My application is written in Matlab using parfor parallelization. This means that each worker is in a separate process. Each process has its own CUDA context. Because I have more processes than GPUs, my function often needs to wait for a GPU when it wants to do some work.
For better overall throughput, I want to perform my time consuming computation on the CPU if the GPU is busy working on behalf of another process. In my mex function, I want to implement logic like the following:
if( gpuIsBusy() )
computeOnCpu()
else
computeOnGpu()
But I don’t know how to write the gpuIsBusy function. This might be easy if everything were in a single process, I could use a critical section. To communicate between processes, I suppose I could use a named semaphore, but I’m hoping there’s a cuda call to make it easier.
nvidia-smi reports GPU utilization as a percentage (duty cycle of kernels running). But I’m not aware of this number being available via an API call. Even though, you’d likely run into race conditions checking it.
Another option is to use the compute exclusive mode. That only allows one process (or thread) to access a GPU at a time. The GPU to use is automatically selected, and you can tell if they are all busy when the first cuda* call that initializes the context (i.e. cudaFree(0)) returns an error code.
There has to be some way of load-balancing between CPUs and GPUs. I have not seen any answer to this problem.
Thanks for that note, Doc. You are correct that there would be a race condition. But that should still allow for much improved utilization in my case.
I wish I could figure out how to turn on “compute exclusive” mode in windows XP 64.
Yeah, windows/CUDA are a weird pair. In one way, windows is a first class CUDA citizen (and linux second) because windows has nsight. In another way, linux if first and windows is a distant third because on linux one can use nvidia-smi to set compute exclusive on any GPU and on windows, you need to have a Tesla card and run the TCC drivers. (Not to mention the same req. for new CUDA 4.0 features like UVA). I guess it all stems from Microsoft’s horrible WDDM driver model on windows.
The answer is simple for my code: it is not possible. Any attempt at load balancing would require PCIe communication every step which immeadiately slows my perf by a factor of 2.
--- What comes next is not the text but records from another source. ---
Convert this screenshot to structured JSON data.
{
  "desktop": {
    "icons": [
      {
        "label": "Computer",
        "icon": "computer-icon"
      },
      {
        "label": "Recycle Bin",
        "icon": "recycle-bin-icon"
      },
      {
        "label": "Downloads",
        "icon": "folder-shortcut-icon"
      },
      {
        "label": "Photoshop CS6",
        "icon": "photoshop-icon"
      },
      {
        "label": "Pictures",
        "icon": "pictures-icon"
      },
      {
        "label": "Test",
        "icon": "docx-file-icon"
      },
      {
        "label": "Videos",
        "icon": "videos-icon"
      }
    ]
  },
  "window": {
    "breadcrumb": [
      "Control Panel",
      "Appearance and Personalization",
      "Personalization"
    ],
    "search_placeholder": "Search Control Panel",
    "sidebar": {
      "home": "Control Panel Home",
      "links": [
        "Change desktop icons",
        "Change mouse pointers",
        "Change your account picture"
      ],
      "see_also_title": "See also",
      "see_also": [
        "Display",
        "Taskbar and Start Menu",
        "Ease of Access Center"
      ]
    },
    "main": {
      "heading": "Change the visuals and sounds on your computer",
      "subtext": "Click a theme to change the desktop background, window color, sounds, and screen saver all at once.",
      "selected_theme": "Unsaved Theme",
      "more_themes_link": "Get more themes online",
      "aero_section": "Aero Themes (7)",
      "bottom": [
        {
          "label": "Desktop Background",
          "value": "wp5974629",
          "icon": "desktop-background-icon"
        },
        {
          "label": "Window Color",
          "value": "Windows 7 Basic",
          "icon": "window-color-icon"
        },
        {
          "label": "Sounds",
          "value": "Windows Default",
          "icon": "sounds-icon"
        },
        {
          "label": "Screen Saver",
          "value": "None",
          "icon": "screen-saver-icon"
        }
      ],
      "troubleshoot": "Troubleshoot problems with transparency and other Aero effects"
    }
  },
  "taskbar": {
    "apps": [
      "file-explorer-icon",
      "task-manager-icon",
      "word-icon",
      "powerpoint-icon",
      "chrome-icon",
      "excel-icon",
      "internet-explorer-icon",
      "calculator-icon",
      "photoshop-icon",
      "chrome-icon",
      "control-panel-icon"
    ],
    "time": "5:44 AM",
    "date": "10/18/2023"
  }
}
I have seen some cases with extremely heavy compute usage take advantage of CPU/GPU load balancing, though. John Stone has implemented some of these in VMD - one is a case where particles are binned. The bin size is set such that 90% of the bins are full on the GPU, and the overfull bins are processed on the CPU. This problem also scales across many different perf GPUs and CPUs in parallel using his WorkForce worker thread model. The computation is broken up into tiles, and tiles are dynamically handed off to worker threads on demand (i.e. producer/consumer). A worker thread on a GTX 580 will process tiles at one rate, a slower GPU at another rate (i.e. display GPU), and the CPU at a third rate. If the tiles are small enough, the load balance is even. However, I really only see this applying in cases where you have a really huge number crunching problem that involves minimal data transfer.